Starting point (2026-06-20)
- New to the CUDA thread / block / grid model — the shared diagram (Netra Runtime "Thread → Block → Grid") is roughly first contact with
threadIdx/blockIdx/gridDim. - Comes in via Triton, not CUDA, so the natural framing is: here is the three-level hardware model, and here is how Triton deliberately hides one level so you program at the block ("program") level.
- Current hardware is Apple Silicon, not a local NVIDIA workstation. The lab workflow is local development and correctness on Mac, free Kaggle/Colab GPU validation first, and paid GPU bursts only when there is a specific benchmark or blocker worth the spend.
How the lab works
This lab has two jobs:
- Teach me hard AI inference concepts using small
/teach-style lessons, references, quizzes, and corrections. - Convert the important parts of that learning into evidence: learning records, experiments, benchmarks, and eventually portfolio artifacts.
The sequence is usually:
- A lesson explains one concept.
- A learning record captures my recall, mistakes, and corrections.
- An experiment runs code or measures behavior when the concept is practical.
- A portfolio artifact may later curate the best evidence.

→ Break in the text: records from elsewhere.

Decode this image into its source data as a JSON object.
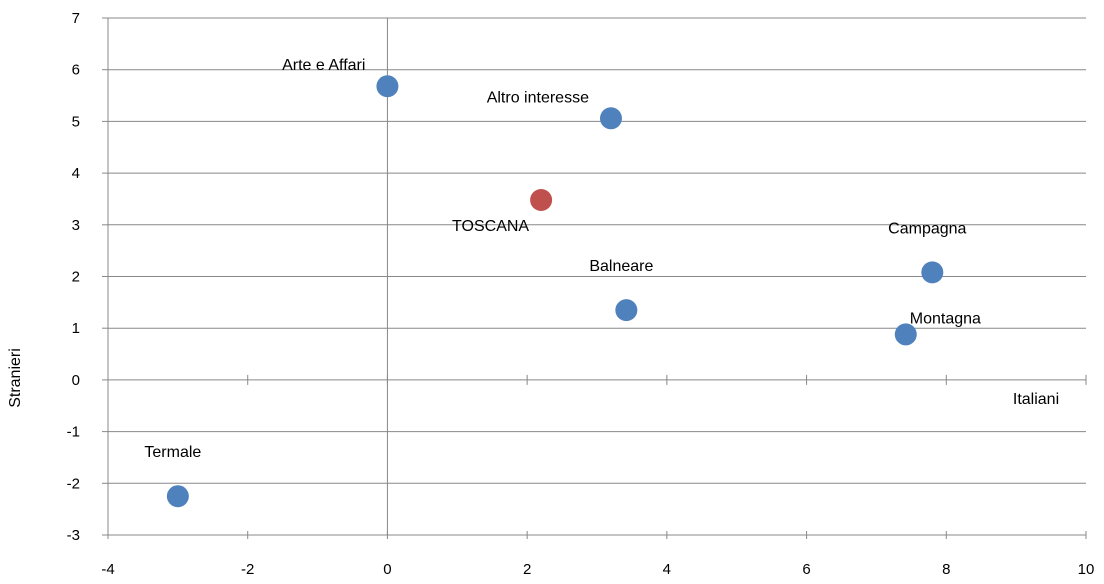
{
  "chart_data": {
    "type": "scatter",
    "title": "",
    "xlabel": "Italiani",
    "ylabel": "Stranieri",
    "xlim": [
      -4,
      10
    ],
    "ylim": [
      -3,
      7
    ],
    "xticks": [
      -4,
      -2,
      0,
      2,
      4,
      6,
      8,
      10
    ],
    "yticks": [
      -3,
      -2,
      -1,
      0,
      1,
      2,
      3,
      4,
      5,
      6,
      7
    ],
    "grid": "horizontal",
    "colors": {
      "default": "#4f81bd",
      "highlight": "#c0504d",
      "grid": "#888888",
      "axis": "#888888"
    },
    "points": [
      {
        "label": "Arte e Affari",
        "x": 0.0,
        "y": 5.68,
        "highlight": false,
        "label_pos": "upper-left"
      },
      {
        "label": "Altro interesse",
        "x": 3.2,
        "y": 5.06,
        "highlight": false,
        "label_pos": "upper-left"
      },
      {
        "label": "TOSCANA",
        "x": 2.2,
        "y": 3.48,
        "highlight": true,
        "label_pos": "lower-left"
      },
      {
        "label": "Balneare",
        "x": 3.42,
        "y": 1.35,
        "highlight": false,
        "label_pos": "upper"
      },
      {
        "label": "Campagna",
        "x": 7.8,
        "y": 2.08,
        "highlight": false,
        "label_pos": "upper"
      },
      {
        "label": "Montagna",
        "x": 7.42,
        "y": 0.88,
        "highlight": false,
        "label_pos": "upper-right"
      },
      {
        "label": "Termale",
        "x": -3.0,
        "y": -2.25,
        "highlight": false,
        "label_pos": "upper"
      }
    ]
  }
}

Lessons are valid teaching artifacts. They are not, by themselves, proof of mastery. The proof comes from recall, correction, execution, and measurement.
What "success" looks like for now
- Month 1: ship the lab framing, run the first Triton-on-T4 experiment, and publish the hardware-constrained workflow.
- 8–12 weeks: produce a credible Netra-style submission attempt, especially around Triton, quantization/dequantization, and benchmark methodology.
- Long term: build a portfolio that shows recent systems depth across kernels, model execution/runtime internals, and production inference tradeoffs.
The first technical milestone remains foundational:
- Can explain, without notes, what a Triton program instance is and how it maps onto the CUDA grid/block/thread picture.
- Can point at any line of a simple Triton kernel and say which part of the execution model it corresponds to.
- Knows which concurrency concerns Triton automates away and which performance questions remain the programmer's responsibility.
Notes on scope
Grounded in AI inference: prefer examples and motivations that show up in real inference kernels and runtimes. Start with elementwise/fused ops and Triton fundamentals; move toward quantization, dequantization, matmul, attention, KV cache, model loading, and serving tradeoffs.
Baseten's Inference Engineering book/course is used as a map, not as the main output. Public Baseten notes should connect reading to a lesson, learning record, experiment, benchmark, implementation, or Netra task — no standalone book reports.
Mission may evolve as skills grow — update this file and add a learning record when it does.